Raya and the Last Dragon tells the story of a once united land called Kumandra, where humans and dragons had long lived together in harmony. However, when a great evil called the Druun threatened the land and all who lived there, the dragons sacrificed themselves to save the humans. 500 years later, the world is fractured into five tribes. Raya (voiced by Kelly Marie Tran) is from Heart, and has been tasked with protecting the Dragon Gem, a powerful orb that keeps the Druun from awakening. That is until a fatal mistake results in the gem breaking and its pieces being stolen, thereby releasing the Druun and plunging the world into darkness and despair once again. Raya must overcome her fears and distrust to reunite all five pieces of the gem to bring peace back to the lands, with help from the last of the dragons, Sisu.
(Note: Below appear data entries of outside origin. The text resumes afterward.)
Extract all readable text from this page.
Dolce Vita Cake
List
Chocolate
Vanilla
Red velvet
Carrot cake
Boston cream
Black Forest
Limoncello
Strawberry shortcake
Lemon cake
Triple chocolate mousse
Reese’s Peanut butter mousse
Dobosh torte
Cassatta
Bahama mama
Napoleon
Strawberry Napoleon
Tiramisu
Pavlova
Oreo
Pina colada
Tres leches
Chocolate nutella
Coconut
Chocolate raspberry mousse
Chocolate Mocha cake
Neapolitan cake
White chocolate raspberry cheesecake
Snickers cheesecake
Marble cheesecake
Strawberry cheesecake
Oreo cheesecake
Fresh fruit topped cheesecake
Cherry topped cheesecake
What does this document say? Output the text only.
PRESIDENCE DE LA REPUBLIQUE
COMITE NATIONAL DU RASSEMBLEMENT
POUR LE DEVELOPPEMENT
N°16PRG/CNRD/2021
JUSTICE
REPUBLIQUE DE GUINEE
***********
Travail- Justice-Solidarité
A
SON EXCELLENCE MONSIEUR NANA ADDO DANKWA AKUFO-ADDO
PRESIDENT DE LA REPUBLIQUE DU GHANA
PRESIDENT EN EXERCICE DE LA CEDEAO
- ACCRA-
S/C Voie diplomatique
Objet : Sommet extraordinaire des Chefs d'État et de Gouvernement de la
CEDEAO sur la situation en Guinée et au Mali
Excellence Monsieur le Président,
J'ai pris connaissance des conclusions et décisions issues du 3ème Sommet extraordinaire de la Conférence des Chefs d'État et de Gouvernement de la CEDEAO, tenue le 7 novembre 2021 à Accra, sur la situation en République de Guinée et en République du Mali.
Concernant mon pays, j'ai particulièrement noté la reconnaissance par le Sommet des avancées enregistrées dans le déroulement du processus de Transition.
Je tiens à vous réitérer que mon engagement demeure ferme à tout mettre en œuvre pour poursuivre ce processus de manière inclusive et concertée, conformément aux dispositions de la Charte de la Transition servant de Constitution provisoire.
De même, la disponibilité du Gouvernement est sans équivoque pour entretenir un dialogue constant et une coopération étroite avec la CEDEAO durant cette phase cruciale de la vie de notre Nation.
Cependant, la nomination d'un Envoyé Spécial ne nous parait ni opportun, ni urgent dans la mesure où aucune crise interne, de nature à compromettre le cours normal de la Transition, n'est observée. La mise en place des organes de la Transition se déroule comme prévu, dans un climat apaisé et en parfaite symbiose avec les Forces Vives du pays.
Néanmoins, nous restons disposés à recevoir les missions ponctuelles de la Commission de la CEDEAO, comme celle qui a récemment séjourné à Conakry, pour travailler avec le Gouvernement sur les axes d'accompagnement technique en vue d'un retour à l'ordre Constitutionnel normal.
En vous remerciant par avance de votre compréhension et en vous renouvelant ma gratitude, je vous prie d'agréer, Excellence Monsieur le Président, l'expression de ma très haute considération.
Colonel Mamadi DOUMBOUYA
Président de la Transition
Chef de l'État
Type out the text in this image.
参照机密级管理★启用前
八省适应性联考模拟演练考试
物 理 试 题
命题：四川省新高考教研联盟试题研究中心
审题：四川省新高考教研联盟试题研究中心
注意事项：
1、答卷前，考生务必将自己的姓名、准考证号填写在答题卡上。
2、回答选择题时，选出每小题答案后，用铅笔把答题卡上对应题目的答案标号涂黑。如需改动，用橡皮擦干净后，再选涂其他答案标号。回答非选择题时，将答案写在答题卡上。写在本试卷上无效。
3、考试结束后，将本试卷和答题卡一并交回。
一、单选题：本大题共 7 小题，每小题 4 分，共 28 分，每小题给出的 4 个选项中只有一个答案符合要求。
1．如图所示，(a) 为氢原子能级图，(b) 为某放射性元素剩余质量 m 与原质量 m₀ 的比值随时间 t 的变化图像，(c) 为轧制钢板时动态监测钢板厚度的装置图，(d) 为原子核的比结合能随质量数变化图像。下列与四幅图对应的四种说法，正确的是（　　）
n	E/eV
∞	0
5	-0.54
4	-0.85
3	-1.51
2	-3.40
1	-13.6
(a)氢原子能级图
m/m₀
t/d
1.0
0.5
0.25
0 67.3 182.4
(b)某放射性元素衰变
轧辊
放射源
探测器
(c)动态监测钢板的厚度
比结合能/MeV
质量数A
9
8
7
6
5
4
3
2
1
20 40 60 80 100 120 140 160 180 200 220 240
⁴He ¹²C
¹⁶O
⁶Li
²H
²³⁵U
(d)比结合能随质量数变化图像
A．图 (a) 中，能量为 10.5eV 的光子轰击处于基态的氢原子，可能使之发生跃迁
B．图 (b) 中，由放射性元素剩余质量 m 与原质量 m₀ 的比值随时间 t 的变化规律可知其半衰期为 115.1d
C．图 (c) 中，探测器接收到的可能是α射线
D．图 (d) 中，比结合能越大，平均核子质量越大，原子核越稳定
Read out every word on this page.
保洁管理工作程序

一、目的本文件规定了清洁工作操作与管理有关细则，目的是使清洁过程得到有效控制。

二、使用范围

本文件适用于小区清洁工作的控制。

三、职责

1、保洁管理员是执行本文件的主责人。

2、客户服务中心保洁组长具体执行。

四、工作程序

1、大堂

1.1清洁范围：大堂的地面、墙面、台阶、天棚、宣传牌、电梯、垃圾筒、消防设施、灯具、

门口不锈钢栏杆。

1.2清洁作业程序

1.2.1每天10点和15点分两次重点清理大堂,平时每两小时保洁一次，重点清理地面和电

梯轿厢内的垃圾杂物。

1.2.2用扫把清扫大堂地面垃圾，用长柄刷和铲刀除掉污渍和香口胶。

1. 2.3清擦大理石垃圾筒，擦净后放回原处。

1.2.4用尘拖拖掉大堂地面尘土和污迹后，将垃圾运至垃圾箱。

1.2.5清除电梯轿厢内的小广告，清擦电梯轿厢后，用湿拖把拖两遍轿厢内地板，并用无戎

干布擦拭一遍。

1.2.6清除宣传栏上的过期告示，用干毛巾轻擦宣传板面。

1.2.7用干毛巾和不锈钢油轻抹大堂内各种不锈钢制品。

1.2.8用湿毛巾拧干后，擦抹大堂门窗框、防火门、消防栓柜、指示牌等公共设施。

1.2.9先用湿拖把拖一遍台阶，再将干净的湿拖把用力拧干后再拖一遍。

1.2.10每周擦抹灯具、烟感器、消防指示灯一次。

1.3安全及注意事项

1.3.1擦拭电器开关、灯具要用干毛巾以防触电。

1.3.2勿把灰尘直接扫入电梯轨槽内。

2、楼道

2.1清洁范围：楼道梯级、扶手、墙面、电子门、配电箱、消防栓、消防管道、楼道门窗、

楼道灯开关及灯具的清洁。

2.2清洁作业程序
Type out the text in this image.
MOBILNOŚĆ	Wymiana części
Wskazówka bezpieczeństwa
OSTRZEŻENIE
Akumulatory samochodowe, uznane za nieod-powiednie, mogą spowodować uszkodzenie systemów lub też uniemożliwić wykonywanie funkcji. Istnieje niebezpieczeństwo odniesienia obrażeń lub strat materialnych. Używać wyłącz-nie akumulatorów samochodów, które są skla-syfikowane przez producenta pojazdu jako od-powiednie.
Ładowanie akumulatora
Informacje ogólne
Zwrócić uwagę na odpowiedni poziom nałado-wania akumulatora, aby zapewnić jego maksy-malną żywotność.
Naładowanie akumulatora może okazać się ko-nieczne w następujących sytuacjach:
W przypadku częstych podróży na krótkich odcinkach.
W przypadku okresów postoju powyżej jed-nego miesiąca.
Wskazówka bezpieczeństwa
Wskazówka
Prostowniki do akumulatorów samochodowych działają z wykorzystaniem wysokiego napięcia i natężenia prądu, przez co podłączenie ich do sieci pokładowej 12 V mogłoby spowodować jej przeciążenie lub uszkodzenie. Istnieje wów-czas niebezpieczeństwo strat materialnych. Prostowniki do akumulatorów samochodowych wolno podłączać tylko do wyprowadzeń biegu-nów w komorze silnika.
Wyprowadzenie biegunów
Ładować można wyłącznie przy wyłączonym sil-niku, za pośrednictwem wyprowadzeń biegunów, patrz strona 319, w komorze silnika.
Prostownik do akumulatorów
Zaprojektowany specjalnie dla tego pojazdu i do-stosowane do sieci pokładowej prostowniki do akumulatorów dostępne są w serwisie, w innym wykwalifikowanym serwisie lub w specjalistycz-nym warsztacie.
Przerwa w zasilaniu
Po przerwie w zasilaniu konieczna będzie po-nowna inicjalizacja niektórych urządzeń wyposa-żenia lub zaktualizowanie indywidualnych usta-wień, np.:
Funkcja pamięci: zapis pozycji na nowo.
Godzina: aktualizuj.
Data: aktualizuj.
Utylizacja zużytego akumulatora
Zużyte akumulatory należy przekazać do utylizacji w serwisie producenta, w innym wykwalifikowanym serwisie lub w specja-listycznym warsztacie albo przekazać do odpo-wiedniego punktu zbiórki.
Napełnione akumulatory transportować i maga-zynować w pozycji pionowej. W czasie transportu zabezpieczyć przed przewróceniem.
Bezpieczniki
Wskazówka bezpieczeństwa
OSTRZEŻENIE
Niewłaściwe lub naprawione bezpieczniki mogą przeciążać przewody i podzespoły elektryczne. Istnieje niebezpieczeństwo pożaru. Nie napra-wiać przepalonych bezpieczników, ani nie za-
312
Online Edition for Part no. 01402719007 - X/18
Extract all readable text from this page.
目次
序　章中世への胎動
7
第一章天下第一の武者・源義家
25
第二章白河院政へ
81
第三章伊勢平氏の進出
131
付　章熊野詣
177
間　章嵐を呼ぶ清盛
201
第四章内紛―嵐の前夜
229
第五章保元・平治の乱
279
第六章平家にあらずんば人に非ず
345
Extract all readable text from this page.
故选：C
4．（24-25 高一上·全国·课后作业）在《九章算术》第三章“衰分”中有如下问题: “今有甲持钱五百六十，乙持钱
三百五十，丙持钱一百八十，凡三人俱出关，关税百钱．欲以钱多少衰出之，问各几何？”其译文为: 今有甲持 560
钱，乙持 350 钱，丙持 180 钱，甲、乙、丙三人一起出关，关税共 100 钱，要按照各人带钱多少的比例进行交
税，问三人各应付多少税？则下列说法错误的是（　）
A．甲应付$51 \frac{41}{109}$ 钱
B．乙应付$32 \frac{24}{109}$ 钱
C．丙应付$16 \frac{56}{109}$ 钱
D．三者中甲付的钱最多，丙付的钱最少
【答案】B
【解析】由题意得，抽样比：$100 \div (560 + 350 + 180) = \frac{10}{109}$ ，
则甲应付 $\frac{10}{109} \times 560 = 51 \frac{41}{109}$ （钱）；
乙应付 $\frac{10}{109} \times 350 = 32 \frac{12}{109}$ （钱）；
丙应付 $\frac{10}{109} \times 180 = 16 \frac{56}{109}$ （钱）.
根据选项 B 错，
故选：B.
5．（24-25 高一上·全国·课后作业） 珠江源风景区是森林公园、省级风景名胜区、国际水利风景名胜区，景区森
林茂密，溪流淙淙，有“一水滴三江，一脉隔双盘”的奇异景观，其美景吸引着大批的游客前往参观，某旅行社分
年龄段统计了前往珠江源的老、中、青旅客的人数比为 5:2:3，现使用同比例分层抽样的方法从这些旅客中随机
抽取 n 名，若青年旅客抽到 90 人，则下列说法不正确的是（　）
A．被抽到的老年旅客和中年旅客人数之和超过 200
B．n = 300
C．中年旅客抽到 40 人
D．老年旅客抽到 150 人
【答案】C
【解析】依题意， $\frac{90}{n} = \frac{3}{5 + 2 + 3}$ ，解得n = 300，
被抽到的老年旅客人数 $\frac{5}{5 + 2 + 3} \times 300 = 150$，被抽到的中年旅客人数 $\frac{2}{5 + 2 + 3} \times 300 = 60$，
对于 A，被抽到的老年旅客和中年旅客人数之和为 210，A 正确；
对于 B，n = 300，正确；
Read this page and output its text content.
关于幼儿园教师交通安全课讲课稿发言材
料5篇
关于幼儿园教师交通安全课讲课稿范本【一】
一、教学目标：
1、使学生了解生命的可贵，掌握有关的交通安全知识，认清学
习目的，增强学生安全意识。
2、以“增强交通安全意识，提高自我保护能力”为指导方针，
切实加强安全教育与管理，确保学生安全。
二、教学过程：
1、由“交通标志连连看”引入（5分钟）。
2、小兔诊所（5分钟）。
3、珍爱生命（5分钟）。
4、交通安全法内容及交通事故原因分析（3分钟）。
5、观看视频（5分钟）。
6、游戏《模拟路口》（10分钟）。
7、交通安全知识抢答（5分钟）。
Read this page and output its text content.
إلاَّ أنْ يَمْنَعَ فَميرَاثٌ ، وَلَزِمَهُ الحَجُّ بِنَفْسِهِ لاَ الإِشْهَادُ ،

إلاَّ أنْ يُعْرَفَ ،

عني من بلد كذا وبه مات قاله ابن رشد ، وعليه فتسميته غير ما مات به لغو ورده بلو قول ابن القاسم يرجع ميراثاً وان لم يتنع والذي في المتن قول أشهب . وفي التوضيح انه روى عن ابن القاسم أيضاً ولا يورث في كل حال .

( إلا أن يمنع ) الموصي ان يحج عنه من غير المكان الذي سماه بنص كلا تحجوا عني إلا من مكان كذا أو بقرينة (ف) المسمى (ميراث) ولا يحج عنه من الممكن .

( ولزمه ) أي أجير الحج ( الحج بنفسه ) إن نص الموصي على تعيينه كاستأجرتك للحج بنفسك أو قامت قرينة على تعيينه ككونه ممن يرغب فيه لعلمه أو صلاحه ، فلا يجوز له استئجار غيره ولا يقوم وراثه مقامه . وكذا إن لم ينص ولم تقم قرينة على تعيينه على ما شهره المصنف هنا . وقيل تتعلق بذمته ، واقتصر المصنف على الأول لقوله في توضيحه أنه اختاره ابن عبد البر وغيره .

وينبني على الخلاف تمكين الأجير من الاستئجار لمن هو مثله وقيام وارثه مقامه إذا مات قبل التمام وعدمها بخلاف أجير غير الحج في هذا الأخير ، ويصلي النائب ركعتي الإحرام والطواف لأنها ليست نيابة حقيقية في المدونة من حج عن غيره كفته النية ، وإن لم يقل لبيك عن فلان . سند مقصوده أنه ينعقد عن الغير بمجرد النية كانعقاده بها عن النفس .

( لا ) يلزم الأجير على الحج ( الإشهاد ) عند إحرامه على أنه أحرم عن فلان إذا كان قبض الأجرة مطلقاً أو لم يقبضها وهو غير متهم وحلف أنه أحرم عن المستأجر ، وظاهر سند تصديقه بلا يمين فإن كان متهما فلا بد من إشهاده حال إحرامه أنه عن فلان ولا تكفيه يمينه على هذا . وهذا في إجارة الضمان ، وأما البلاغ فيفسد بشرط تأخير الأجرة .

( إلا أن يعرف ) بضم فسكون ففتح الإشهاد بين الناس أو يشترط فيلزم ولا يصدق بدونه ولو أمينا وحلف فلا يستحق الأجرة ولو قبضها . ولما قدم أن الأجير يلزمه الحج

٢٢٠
Raya and the Last Dragon is a gorgeous film, with landscapes unique to each of the five lands and bursting with rich colour and texture. Directors Don Hall and Carlos López Estrada give each place the attention, detail and care needed to bring them to life, with equally gorgeous and individual character designs.
This film explores how trust (in oneself, and in each other) is the key to overcoming so many issues, and as such introduces the audience to a brilliant cast of engaging, sympathetic characters: Boun (Izaac Wang), an orphaned shrimp congee chef; Tong (Benedict Wong), the only survivor amongst his warrior brethren; Noi, the con-baby (Thalia Tran) and her monkey friends, as well as Namaari, princess of Fang (Gemma Chan), and the dragon Sisu herself (Awkwafina). By bringing together these characters that are so different and highlighting the power of their shared pain, strong relationships are formed in striving for a common goal.
Screenwriters Adele Lim and Qui Nyugen clearly wanted to tell a story that carries particular contemporary significance, that trust and empathy is the only way to achieve prosperity. That distrust and individual wants can only lead to destruction. This is played out at every level of the story, both in individual character arcs and in the overarching narrative.
A powerful scene comes towards the end of the movie where Raya, whose decisions and interactions had long been shaped by her distrust in others, “takes the first step” and learns to depend on someone else. It is a poignant moment after everything that has happened, and one which truly encapsulates the film (and Sisu)’s message. Raya and the Last Dragon also features a longer runtime than a typical animated film, which works well to allow sufficient time to be spent on the many characters and narrative threads.
Some criticism has been levelled at Raya and the Last Dragon’s melding of numerous South-east Asian cultures. In the context of Hollywood’s history of representing the Asian continent as one large, homogenous stereotype, this distillation of so many nations’ cultures into one rings a warning bell.
It is important to recognise these criticisms, especially in a time when people of Asian descent are victim to rising levels of hate crimes.
However, Raya and the Last Dragon is different in that the cast and crew are members of the communities that are represented, as opposed to the all-too frequent whitewashing of Asian heritage in entertainment. Care and cultural awareness is demonstrated in the creation of such moments as when General Benja (Daniel Dae Kim), Raya’s father, seeks to heal their fractured world through preparing and sharing food.
Raya and the Last Dragon is a story of adventure, of trust and community. With excellent artistic direction, a wonderful cast playing an eclectic group of well-rounded characters, and a superb soundtrack, it is a brilliant showcase of Disney working to better amplify diverse voices and tell new stories.
Raya and the Last Dragon is out now on Disney+.